Resume/Cover Letter Tips for Potential Interns
1. Run a spell check on everything. Going over your resume with a fine tooth comb won't help if you don't also spell check the email you send along with it, and rest assured that misspelling "television" in an email looking for a television production internship is a disqualifier.
2. Don't just spell check, actually read your letter. One poor bastard said it would be an "exiting" opportunity to meet and discuss an internship. The only thing that was exiting was the guy's resume and letter, which exited later that day in the trash.
3. Get a professional email address. I'm not going to write the actual email address one guy listed, but it was something like "SupaKewl696969(at)whatever.com" We wanted to bring this one in just to see what he looked like.
4. Tone down your earnestness. One girl wrote something like "My love of cinema is reaffirmed every time I gaze through the lens of a camera." That's great, honey, but this is a business. We don't sit around wearing berets and turtlenecks, sipping red wine and discussing film. We produce as much as possible in the shortest possible time so we can get our bonus at the end of the year.
5. Actually print out your resume. I'm pretty certain that a bunch of these kids did their resumes on some campus computer system, not realizing that by listing every job they've ever had, they were making their resumes much too long. No fucking way a junior in college should submit a two page resume. Print it out and see how long it is, and then cut any job that involved selling people food or clothing.
6. If it says don't call, don't call. This isn't really a resume/cover letter tip, but it's important. The executive producer I work for accomplishes more work in a day than I've done in the 13 years since I graduated from college. It makes me tired just thinking about it. So she didn't want to get any phone calls from potential interns, and especially not 3 phone calls from the same intern making sure her resume was received.

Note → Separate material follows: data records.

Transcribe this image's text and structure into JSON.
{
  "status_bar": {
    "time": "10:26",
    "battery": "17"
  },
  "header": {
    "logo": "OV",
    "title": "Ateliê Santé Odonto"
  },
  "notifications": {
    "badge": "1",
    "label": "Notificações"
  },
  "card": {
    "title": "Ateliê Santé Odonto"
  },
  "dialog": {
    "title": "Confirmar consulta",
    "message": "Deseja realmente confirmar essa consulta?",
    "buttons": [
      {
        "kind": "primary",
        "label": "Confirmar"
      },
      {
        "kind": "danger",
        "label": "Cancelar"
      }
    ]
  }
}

7. Be attractive. Again, not really a resume tip, but studies say this helps, and I'm here to tell you that it's true. The pinhead that called 3 times actually had a good resume, so they brought her in for an interview. Holy fucking shit was she hot! You know when guys talk about the "naughty librarian" look? This girl had it. In addition, she was wearing these black stiletto high heel shoes that were so sexy that I discovered a heretofore unknown shoe fetish. I don't know if they're going to hire her, but if they ask me I'm going to say I think she seemed pretty smart.
Ok, I've gotten off track, so let's recap and finish this up. Spell check, print out and read your resume and letter, use a professional email address, add some cynicism, follow instructions, and try to sex yourself up a little. Good luck.